Our technological conquest of nature is entering a new, biotechnological phase. We are just starting to be able to alter our own natures, to even give orders to our genes. The result will be not only the eradication of some particularly horrible diseases such as Alzheimer's. The performance of our bodies and our minds may well be enhanced quite amazingly, and the length of our lives may well be indefinitely prolonged. No one can deny the coming benefits in terms of health and safety, even if there are difficult new ethical issues too. My point for now is that our successes will largely be on behalf of the security and comfort of the individual in mind, and most of all we individuals will be pursuing unprecedented happiness.

But we really know that it is friends, family, God, and country that make us happy; happiness is far more a matter of virtuously and lovingly performing our duties to them than anything connected with rights. What we achieve as individuals is good only if we can use what we've acquired as family members, friends, citizens, and children of God. As commercial as Christmas has become, it still shows us so clearly the connection between getting and giving when we're happy.

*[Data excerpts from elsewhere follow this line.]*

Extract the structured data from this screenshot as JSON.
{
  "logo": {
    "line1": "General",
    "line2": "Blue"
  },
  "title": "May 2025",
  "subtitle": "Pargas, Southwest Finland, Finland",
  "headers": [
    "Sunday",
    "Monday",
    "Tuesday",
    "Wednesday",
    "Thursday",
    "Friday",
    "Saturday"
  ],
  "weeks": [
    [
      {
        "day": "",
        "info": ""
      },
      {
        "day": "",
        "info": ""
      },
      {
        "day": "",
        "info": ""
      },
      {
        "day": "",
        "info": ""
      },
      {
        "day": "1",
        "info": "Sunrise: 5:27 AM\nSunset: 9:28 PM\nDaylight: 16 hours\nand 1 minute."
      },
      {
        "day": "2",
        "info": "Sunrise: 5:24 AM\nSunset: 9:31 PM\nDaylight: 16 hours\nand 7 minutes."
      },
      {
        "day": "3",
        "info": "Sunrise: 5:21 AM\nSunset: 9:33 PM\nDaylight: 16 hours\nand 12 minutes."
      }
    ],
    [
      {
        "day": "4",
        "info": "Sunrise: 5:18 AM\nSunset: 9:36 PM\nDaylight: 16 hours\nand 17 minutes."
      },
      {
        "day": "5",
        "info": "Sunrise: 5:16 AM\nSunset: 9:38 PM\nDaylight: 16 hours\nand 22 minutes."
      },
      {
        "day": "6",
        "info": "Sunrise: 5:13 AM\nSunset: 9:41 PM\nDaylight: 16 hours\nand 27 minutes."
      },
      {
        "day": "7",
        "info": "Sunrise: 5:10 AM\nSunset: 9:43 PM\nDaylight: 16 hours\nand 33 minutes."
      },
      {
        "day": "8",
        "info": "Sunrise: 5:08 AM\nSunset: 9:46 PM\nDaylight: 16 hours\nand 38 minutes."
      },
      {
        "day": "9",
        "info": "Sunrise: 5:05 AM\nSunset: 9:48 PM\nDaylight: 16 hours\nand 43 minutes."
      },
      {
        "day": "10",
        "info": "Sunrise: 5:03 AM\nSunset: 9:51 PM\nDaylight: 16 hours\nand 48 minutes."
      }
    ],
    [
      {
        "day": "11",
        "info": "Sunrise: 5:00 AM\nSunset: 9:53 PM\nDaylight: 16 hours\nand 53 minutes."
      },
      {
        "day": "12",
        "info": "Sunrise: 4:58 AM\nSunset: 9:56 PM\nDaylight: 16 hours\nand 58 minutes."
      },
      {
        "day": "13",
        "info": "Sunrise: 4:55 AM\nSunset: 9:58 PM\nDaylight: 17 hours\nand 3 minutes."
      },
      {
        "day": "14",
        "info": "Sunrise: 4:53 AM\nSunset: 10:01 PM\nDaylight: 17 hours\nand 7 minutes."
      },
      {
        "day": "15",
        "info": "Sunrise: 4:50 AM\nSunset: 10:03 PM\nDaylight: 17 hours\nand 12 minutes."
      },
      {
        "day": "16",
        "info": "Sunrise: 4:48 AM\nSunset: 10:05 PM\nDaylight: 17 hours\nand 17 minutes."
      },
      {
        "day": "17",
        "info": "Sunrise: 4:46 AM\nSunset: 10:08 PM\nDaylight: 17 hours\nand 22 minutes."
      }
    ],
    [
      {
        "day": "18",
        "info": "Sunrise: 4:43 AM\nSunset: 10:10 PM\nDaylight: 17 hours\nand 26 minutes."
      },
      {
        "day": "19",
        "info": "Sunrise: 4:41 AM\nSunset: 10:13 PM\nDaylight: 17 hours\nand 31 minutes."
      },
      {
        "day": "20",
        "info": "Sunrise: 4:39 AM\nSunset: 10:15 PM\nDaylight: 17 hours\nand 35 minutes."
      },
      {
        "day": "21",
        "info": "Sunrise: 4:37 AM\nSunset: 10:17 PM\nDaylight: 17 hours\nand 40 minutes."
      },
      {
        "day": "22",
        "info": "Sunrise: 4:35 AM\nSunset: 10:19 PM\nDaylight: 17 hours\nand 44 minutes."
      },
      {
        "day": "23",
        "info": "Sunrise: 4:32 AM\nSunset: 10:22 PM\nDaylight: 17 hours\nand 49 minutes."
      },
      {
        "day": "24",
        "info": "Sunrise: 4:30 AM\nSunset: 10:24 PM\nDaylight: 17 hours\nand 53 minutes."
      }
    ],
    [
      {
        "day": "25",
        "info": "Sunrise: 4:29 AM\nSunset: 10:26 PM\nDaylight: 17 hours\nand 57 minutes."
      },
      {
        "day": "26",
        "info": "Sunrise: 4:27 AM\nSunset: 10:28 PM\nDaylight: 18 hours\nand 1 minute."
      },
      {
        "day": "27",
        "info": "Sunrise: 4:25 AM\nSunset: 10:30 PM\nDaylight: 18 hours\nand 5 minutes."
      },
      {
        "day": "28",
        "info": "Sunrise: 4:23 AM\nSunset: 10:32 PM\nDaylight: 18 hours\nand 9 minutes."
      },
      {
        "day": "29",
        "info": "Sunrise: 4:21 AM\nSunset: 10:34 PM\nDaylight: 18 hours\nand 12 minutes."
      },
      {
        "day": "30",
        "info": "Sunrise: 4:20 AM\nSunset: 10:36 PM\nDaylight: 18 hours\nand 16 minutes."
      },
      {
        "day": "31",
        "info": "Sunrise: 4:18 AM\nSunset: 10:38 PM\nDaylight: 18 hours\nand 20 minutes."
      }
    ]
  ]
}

As the President's Council (chaired by Leon Kass) explains, the drive to use biotechnology to make ourselves happy is at heart an exceptionally misguided individualistic project. We will not, for example, really be able merely to manipulate our chemical make-ups to produce endless good moods or happy feelings. No super-Prozac is going to save us from us from our depression, loneliness or anxiety, and the danger actually is that biotechnology will isolate us from others even more. Our successes will really contribute to our happiness only if they don't cause us to experience ourselves as individuals and nothing more, but we're most likely to embrace them as ways of freeing ourselves even more from everything we have been given, from God, nature, and dependence on other people. It will likely seem quite possible to rely less on family and friends and withdraw more into ourselves, into a kind of a "virtual reality" of our own making.

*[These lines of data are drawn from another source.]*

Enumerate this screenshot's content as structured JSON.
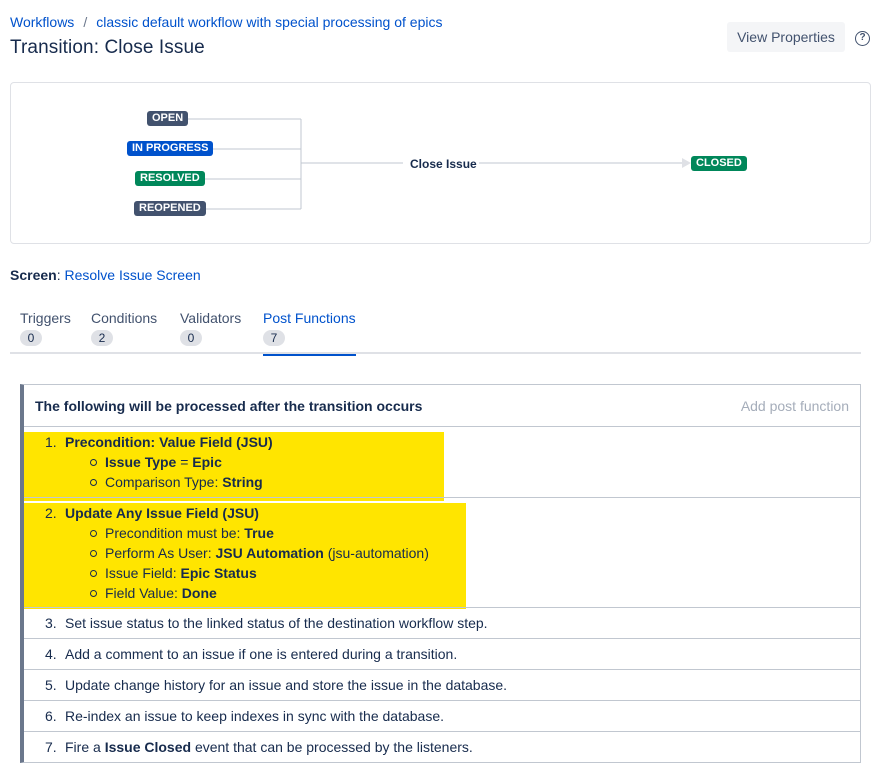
{
  "breadcrumb": {
    "root": "Workflows",
    "separator": "/",
    "workflow": "classic default workflow with special processing of epics"
  },
  "page": {
    "title": "Transition: Close Issue",
    "view_properties": "View Properties",
    "help_glyph": "?"
  },
  "diagram": {
    "sources": [
      {
        "label": "OPEN",
        "color": "#42526e"
      },
      {
        "label": "IN PROGRESS",
        "color": "#0052cc"
      },
      {
        "label": "RESOLVED",
        "color": "#00875a"
      },
      {
        "label": "REOPENED",
        "color": "#42526e"
      }
    ],
    "transition": "Close Issue",
    "target": {
      "label": "CLOSED",
      "color": "#00875a"
    }
  },
  "screen": {
    "label": "Screen",
    "value": "Resolve Issue Screen"
  },
  "tabs": [
    {
      "label": "Triggers",
      "count": "0"
    },
    {
      "label": "Conditions",
      "count": "2"
    },
    {
      "label": "Validators",
      "count": "0"
    },
    {
      "label": "Post Functions",
      "count": "7",
      "active": true
    }
  ],
  "post_functions": {
    "header": "The following will be processed after the transition occurs",
    "add_link": "Add post function",
    "items": [
      {
        "num": "1.",
        "title": "Precondition: Value Field (JSU)",
        "details": [
          {
            "label": "Issue Type",
            "sep": " = ",
            "value": "Epic"
          },
          {
            "label": "Comparison Type: ",
            "value": "String"
          }
        ]
      },
      {
        "num": "2.",
        "title": "Update Any Issue Field (JSU)",
        "details": [
          {
            "label": "Precondition must be: ",
            "value": "True"
          },
          {
            "label": "Perform As User: ",
            "value": "JSU Automation",
            "suffix": " (jsu-automation)"
          },
          {
            "label": "Issue Field: ",
            "value": "Epic Status"
          },
          {
            "label": "Field Value: ",
            "value": "Done"
          }
        ]
      },
      {
        "num": "3.",
        "text": "Set issue status to the linked status of the destination workflow step."
      },
      {
        "num": "4.",
        "text": "Add a comment to an issue if one is entered during a transition."
      },
      {
        "num": "5.",
        "text": "Update change history for an issue and store the issue in the database."
      },
      {
        "num": "6.",
        "text": "Re-index an issue to keep indexes in sync with the database."
      },
      {
        "num": "7.",
        "text_before": "Fire a ",
        "text_bold": "Issue Closed",
        "text_after": " event that can be processed by the listeners."
      }
    ]
  },
  "colors": {
    "highlight": "#ffe500",
    "link": "#0052cc",
    "text": "#172b4d"
  }
}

We can see that the hope we place in biotechnology is based, in part, on our present desperation. In some ways — despite the wonderful and undeniable benefits we enjoy because of our technological successes, we find ourselves less happy than ever because we understand ourselves more than ever before as merely individuals. Family ties are weaker than ever, and even friendship is becoming merely networking. The critics are right that even our religion is often becoming cloyingly therapeutic or rather narcissistic, and we sacrifice and even deliberate hardly at all as citizens. We are more than ever under the libertarian spell of thinking that freedom means designing our lives without the constraints of others. We are more than ever merely "consenting adults." Biotechnology, by itself, is far from offering any true antidote to our unhappiness as individuals; its central promise, of course, is to make our designer fantasies real. Our technological pursuit of happiness is never a cure for our real desperation; it can never be a replacement for virtue.

Beyond Therapy concludes by asking Americans not merely to pursue happiness but to reflect on what human happiness actually is. And now is the best time to begin; we're in the season during which no one really thinks that happiness is merely subjective or up to the individual. "Happy soul" is not really an oxymoron; because we are more than individuals we can be happy because we have souls. No biotechnological success will ever be enough, by itself, to make us feel good. But we should be grateful because we were made to be good. One of the duties we have been given is to make technology — including biotechnology — serve human virtue, and that task is going to get progressively more difficult. But the need to practice virtue in order to be as happy as we can be will never wither away.

Peter Augustine Lawler is Dana Professor of Government at Berry College. He is author of Aliens in America: The Strange Truth About Our Souls.